Team harmony is good, right?
Maybe not.
We often view team harmony as the ultimate goal. We celebrate a lack of ego and a culture of collaboration.
Yet many professional groups fall into a subtle but dangerous trap: they mistake collegiality for alignment. When respect and trust are replaced by a mere avoidance of conflict, the result isn’t a better team—it’s delayed decisions, superficial consensus, and a lack of accountability.
Mistaking politeness for progress is more than a cultural quirk; it is a competitive crisis hiding in plain sight. Research recently reported in Harvard Business Review suggests that governance failures and a lack of probing questions can cause organizations to underperform their sectors by as much as 35% in the following year.
To determine if your team is tipping too far into comfort, watch for these five red flags:
- Avoidance of Accountability: Sensitive topics are consistently pushed to the end of meetings or deferred entirely to avoid discomfort.
- Superficial Consensus: The group moves quickly to agreement without exploring alternatives or risks, often resulting in unspoken concerns.
- Social Comfort Over Candor: Tension is defused with jokes or side-stepped to preserve “good feelings,” even when the actual path forward remains unclear.
- Unequal Voice Participation: Newer or quieter members hold back out of deference, depriving the group of fresh perspectives and relevant expertise.
- Shadow Governance: Key concerns are raised in private “offline” conversations with individuals rather than being debated by the full group.
High-performing groups don’t just “get along”; they challenge each other’s assumptions with intellectual curiosity. You can shift your team’s dynamic with a few intentional structural changes:
- Tackle the Tough Stuff First: Reserve the first 20 minutes of your meeting for the most uncomfortable topic when cognitive energy is highest.
- Assign a “Chief Skeptic”: Rotate a role at each meeting for someone tasked specifically with finding flaws and proposing alternatives.
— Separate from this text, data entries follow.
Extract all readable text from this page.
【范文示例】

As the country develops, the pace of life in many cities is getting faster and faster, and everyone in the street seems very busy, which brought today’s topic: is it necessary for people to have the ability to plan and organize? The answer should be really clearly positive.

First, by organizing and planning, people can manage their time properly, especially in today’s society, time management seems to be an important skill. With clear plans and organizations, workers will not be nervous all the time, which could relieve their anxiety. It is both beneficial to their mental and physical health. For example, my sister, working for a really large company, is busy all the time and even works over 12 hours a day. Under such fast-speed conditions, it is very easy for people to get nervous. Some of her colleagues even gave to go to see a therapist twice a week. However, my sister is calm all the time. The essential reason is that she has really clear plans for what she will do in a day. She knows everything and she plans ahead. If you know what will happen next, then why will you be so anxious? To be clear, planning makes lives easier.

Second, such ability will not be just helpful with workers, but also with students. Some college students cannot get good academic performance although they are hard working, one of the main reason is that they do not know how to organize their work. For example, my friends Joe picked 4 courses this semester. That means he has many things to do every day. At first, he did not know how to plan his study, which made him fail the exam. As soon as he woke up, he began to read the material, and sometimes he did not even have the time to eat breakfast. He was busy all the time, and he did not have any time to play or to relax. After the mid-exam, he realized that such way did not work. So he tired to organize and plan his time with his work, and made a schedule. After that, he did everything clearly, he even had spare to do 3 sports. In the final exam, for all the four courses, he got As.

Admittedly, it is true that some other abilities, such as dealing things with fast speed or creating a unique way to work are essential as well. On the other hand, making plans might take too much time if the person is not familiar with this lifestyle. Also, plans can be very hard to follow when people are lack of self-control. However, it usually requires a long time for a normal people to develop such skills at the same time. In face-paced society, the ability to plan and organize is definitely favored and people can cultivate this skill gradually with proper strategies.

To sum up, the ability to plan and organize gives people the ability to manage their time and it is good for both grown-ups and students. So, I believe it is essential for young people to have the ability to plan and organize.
Charge them with “The three potential downsides of this approach are . . . ”
- Mandatory Round-Robin Input: Before a major decision, require every member to contribute a distinct concern or alternative approach instead of just agreeing with previous points.
- The “Raise It in the Room” Norm: Require members to disclose any meaningful side conversations they’ve had about team matters since the last meeting.
True leadership requires distinguishing between genuine alignment and the dangerous comfort of surface-level agreement. When collegiality coexists with candor, it becomes a powerful driver of sharper decisions and stronger performance.
*Ideas for this blog taken from: Cozma, I. & Rodighiero, E. “Is Your Board Too Collegial,” Harvard Business Review online, September 17, 2025.